Thank you girls I had a great time!

Here is what you need to do, to enjoy this at home whenever you want !

12 serving


For the base:
1/2 cup almonds
1 cup dates (soaked for 3 hours minimum)
1 cup shredded dried coconut
3 tablespoons of raw cacao powder

For the creamy layer:
2 cups raw cashews
2 teaspoons vanilla beans
3 tablespoons coconut oil melted
5 tablespoons maple syrup or agave syrup
1/2 cup of water (or more if needed)

For the chocolate layer:

1 cup raw cocoa powder
1 cup maple syrup or agave syrup
1/2 cup coconut oil melted


For the base layer add the almonds in your food processor and blend them until they turn into a floury consistency.
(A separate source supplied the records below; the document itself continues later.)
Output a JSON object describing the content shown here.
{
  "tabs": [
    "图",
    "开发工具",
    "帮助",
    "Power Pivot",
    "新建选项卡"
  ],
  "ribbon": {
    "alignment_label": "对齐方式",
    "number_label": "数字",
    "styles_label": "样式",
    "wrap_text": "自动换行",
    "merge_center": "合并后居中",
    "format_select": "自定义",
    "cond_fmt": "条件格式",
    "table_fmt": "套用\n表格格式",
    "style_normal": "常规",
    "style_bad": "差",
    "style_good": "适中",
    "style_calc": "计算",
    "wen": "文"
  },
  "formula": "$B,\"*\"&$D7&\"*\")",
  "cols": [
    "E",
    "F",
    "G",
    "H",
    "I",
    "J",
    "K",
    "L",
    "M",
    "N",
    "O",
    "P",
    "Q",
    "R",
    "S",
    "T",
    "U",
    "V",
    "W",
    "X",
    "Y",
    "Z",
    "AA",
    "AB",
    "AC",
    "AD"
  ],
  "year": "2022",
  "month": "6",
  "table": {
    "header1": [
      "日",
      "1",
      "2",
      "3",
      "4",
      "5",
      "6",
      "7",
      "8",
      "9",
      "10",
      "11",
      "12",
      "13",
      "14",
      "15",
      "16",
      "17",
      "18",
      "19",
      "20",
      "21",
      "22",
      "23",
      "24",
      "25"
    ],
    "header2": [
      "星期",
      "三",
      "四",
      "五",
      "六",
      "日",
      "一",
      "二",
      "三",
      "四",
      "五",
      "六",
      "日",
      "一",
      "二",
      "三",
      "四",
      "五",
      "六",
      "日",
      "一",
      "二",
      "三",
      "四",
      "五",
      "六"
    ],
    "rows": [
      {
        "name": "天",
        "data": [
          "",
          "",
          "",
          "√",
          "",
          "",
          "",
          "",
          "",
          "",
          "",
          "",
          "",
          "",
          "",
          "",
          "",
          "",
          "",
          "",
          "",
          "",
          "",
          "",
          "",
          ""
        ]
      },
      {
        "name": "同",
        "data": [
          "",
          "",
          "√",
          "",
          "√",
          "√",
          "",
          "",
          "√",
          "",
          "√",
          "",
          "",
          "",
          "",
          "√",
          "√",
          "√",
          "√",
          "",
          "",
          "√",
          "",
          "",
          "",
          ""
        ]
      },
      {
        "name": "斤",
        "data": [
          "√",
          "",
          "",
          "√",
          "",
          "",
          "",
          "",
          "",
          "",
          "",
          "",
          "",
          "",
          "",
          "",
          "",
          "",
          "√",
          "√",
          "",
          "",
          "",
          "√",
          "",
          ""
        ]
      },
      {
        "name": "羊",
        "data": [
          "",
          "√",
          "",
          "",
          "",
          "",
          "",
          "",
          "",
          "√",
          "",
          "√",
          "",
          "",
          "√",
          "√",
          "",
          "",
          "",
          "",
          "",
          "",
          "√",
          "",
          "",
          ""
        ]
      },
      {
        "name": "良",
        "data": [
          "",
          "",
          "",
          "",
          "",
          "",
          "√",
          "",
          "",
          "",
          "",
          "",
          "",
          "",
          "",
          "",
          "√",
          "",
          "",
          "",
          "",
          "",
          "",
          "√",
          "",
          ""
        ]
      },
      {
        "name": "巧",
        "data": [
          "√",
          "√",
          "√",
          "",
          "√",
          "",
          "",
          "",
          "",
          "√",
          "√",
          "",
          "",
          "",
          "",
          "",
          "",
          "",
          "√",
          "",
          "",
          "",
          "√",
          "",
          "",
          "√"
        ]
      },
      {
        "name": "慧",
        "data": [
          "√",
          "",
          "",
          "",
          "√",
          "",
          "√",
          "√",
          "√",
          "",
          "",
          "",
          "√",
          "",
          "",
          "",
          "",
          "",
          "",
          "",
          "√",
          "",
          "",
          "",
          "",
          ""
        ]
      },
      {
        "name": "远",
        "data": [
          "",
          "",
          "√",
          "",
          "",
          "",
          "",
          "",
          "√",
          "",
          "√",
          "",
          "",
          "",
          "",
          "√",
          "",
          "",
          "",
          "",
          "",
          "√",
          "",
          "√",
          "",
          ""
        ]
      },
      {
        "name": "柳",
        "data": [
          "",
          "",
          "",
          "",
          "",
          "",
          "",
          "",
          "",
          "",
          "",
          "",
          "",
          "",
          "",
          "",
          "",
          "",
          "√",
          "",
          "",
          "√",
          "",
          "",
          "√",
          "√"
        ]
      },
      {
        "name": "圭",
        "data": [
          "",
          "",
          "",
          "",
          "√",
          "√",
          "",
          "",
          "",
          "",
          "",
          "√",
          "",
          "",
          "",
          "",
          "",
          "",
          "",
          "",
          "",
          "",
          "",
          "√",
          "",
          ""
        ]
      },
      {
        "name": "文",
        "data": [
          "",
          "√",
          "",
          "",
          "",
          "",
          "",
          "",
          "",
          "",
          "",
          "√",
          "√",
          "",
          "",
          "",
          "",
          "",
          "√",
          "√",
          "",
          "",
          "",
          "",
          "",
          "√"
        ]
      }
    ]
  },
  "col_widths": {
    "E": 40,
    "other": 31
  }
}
Then add the shredded coconut and and the raw cacao. The dates go in at the end. Blend well until you get a sticky mixture. In a springform pan pat the mixture into a flat shape with your fingers or the back of a spoon.

For the creamy layer begin with the cashews and add them in your food processor. Blend well until they turn into a floury consistency. Add the test of the ingredients and blend until you get a slightly runny cream (May need a bit more water if you like it more runny). Pour it over the base layer. Put it in the fridge to firm up for 30 minutes.

In the meantime prepare the chocolate layer. In a pan melt the coconut oil. Add the maple syrup and the raw cacao and stir well until everything mixes nicely. Pour on top of your cake and refrigerated for a couple of hours before you enjoy it!